Cherry blossoms
Since Jenn and I became members, we’ve been spending a lot more time at the Brooklyn Botanic Garden. A couple of weeks ago, the trees on the Cherry Esplanade were bare. Last weekend, the branches were covered with tight red buds, while several cherry trees near the Japanese pond were already blossoming. And now, the BBG’s nifty CherryWatch Blossom Status Map indicates that the esplanade should be pretty spectacular.
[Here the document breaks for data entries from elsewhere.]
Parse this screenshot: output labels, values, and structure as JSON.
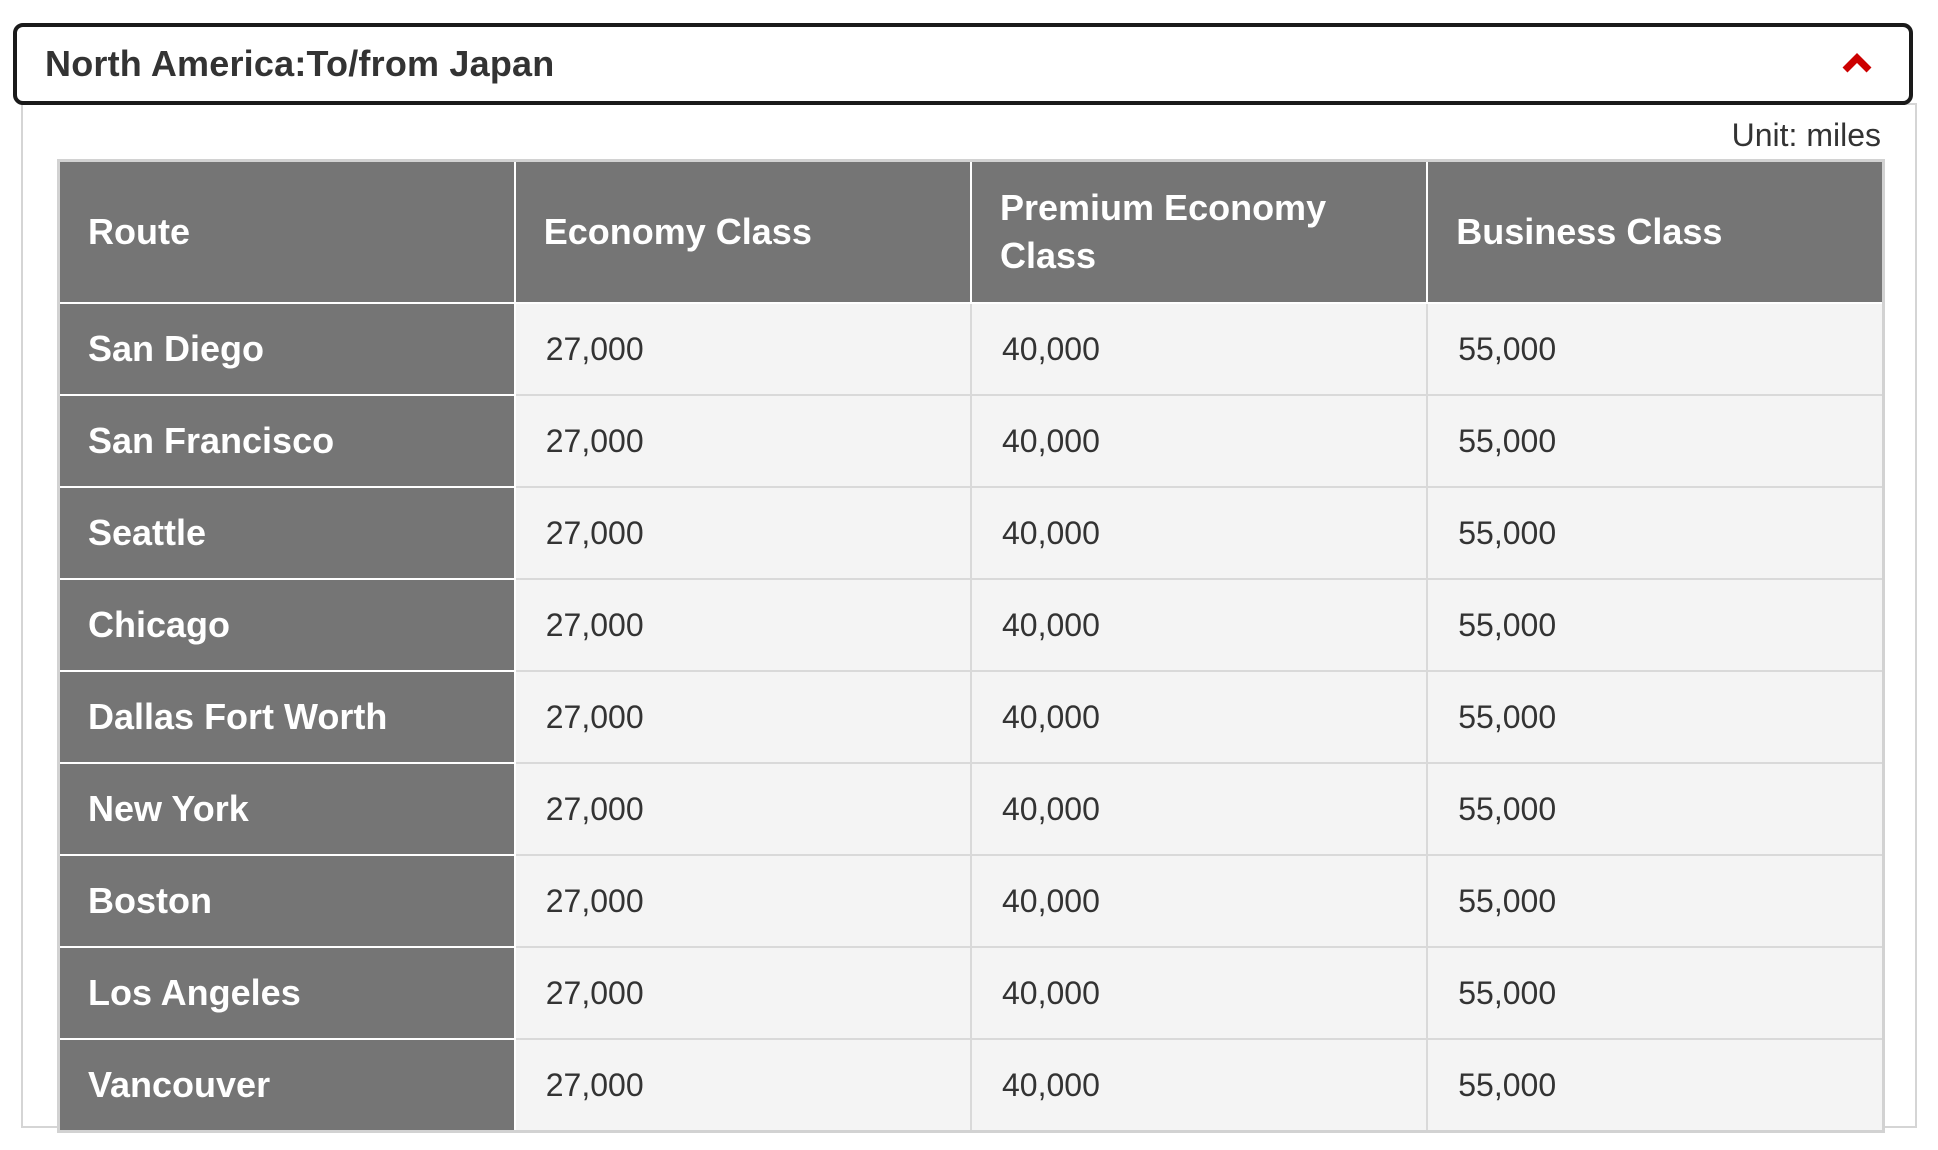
{
  "accordion": {
    "title": "North America:To/from Japan",
    "expanded": true,
    "chevron_icon": "chevron-up-icon",
    "chevron_color": "#cc0000"
  },
  "content": {
    "unit_label": "Unit: miles"
  },
  "table": {
    "columns": [
      "Route",
      "Economy Class",
      "Premium Economy Class",
      "Business Class"
    ],
    "rows": [
      {
        "route": "San Diego",
        "economy": "27,000",
        "premium_economy": "40,000",
        "business": "55,000"
      },
      {
        "route": "San Francisco",
        "economy": "27,000",
        "premium_economy": "40,000",
        "business": "55,000"
      },
      {
        "route": "Seattle",
        "economy": "27,000",
        "premium_economy": "40,000",
        "business": "55,000"
      },
      {
        "route": "Chicago",
        "economy": "27,000",
        "premium_economy": "40,000",
        "business": "55,000"
      },
      {
        "route": "Dallas Fort Worth",
        "economy": "27,000",
        "premium_economy": "40,000",
        "business": "55,000"
      },
      {
        "route": "New York",
        "economy": "27,000",
        "premium_economy": "40,000",
        "business": "55,000"
      },
      {
        "route": "Boston",
        "economy": "27,000",
        "premium_economy": "40,000",
        "business": "55,000"
      },
      {
        "route": "Los Angeles",
        "economy": "27,000",
        "premium_economy": "40,000",
        "business": "55,000"
      },
      {
        "route": "Vancouver",
        "economy": "27,000",
        "premium_economy": "40,000",
        "business": "55,000"
      }
    ]
  },
  "colors": {
    "accent_red": "#cc0000",
    "header_cell_gray": "#757575",
    "data_cell_bg": "#f4f4f4",
    "accordion_border": "#1a1a1a",
    "panel_border": "#d5d5d5",
    "table_border_light": "#d9d9d9",
    "text_dark": "#333333"
  }
}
The Sakura Matsuri cherry blossom festival is this coming weekend. But take note that the grass police won’t let you sit on the grass anywhere but on the Cherry Esplanade—and they won’t let you spread out a towel or blanket even there. (Does sitting on a towel or blanket hurt the grass any more than sitting on it without? Seems doubtful.)
Margaret Drabble quits fiction
I was troubled to find out recently that Margaret Drabble has decided to stop writing novels, claiming that she is afraid of repeating herself as she grows older. The story was reported in the Guardian and in somewhat snarkier form in the Telegraph.
Margaret Drabble has been one of my favorite writers for many years, and I borrowed the title of one of her novels for this blog. Though I haven’t enjoyed her later novels as much as I did The Ice Age, The Realms of Gold, and the Radiant Way trilogy, it still bothers me to think that there won’t be any more. Maybe because all good things come to an end, and I don’t like to be reminded of it. Or maybe because it seems an illustration of how life—advancing age, her husband’s illness, the long unpleasantness between Drabble and her sister A.S. Byatt—triumphs over art. The undercurrent of melancholy has always been pretty strong in Drabble’s work, but she created some beautiful art from it.
At least there’s still her memoir The Pattern in the Carpet to read, as soon as it’s available in the States.
Interviewed by Laura
A few days ago I was pleased to hear from Laura Cococcia, who blogs at Laura Reviews, that she had enjoyed my book A Basket of Leaves. She is using it to help prepare for a trip to Ghana—one of the purposes I had hoped it would be used for. (I’d rather have bookstores shelve it in Travel than in Literary Criticism, which I think better suits the spirit if not the letter of the project.)
I was even more pleased to be asked for an online interview in Laura’s Awesome Authors series, which appeared today. Many thanks! (And have a great time in Ghana.)
PEN World Voices Festival
I’ve been going to the PEN World Voices Festival in New York for several years, and blogged about it quite a lot last year. But despite the scale of the event (160 writers this year, from 41 countries) I’m surprised how many serious readers and writers haven’t heard about it.
So this is to let you know that this year’s PEN World Voices Festival is taking place from April 27 to May 3. The full program is available online and many of the events are free.
I’ll be covering some of the festival for the Words Without Borders blog, although this year’s schedule doesn’t include much African literature in translation, which is my usual beat for WWB. Here are some of the events that look intriguing to me:
Cod, Orange Groves, and Olives with Mark Kurlansky (free)
The Work of Andrey Platonov with Michael Ondaajte et al. (free)
Kafka in America with Louis Begley, Colm Toibin, et al. (free)
Tribute to Harold Pinter (free)
Mark Z. Danielewski and Rick Moody ($10)
Krik? Krak! (Haitian storytelling, free)
Is Nonfiction Literature? with Philip Gourevitch, Colum McCann, et al. ($15)
Thoreau and the toads
As a sort of follow-up to my post on Camus and the toads, today we have Thoreau and the Toads: a poem by David Wagoner that’s featured on Garrison Keillor’s site The Writer’s Almanac.
The poem ends with Thoreau tying his rawhide shoelaces into a square knot. From this we can conclude that Thoreau was at least 36 years old at the time the poem takes place, as it took him that long to learn the difference between a granny knot and a square knot. On July 25, 1853, he wrote a lengthy entry on the troubles he has had with shoelaces coming untied.
I thought of strings with recurved prickles and various other remedies myself. At last the other day it occurred to me that I would try an experiment, and, instead of tying two simple knots over the other the same way, putting the end which fell to the right over each time, that I would reverse the process, and put it under the other. Greatly to my satisfaction, the experiment was perfectly successful, and from that time my shoe-strings have given me no trouble, except sometimes in untying them at night.
On telling this to others I learned that I had been all the while tying what is called a granny’s knot, for I had never been taught to tie any other, as sailors’ children are; but now I had blundered into a square knot, I think they called it, or two running slip-nooses. Should not all children be taught this accomplishment, and an hour, perchance, of their childhood be devoted to instruction in tying knots?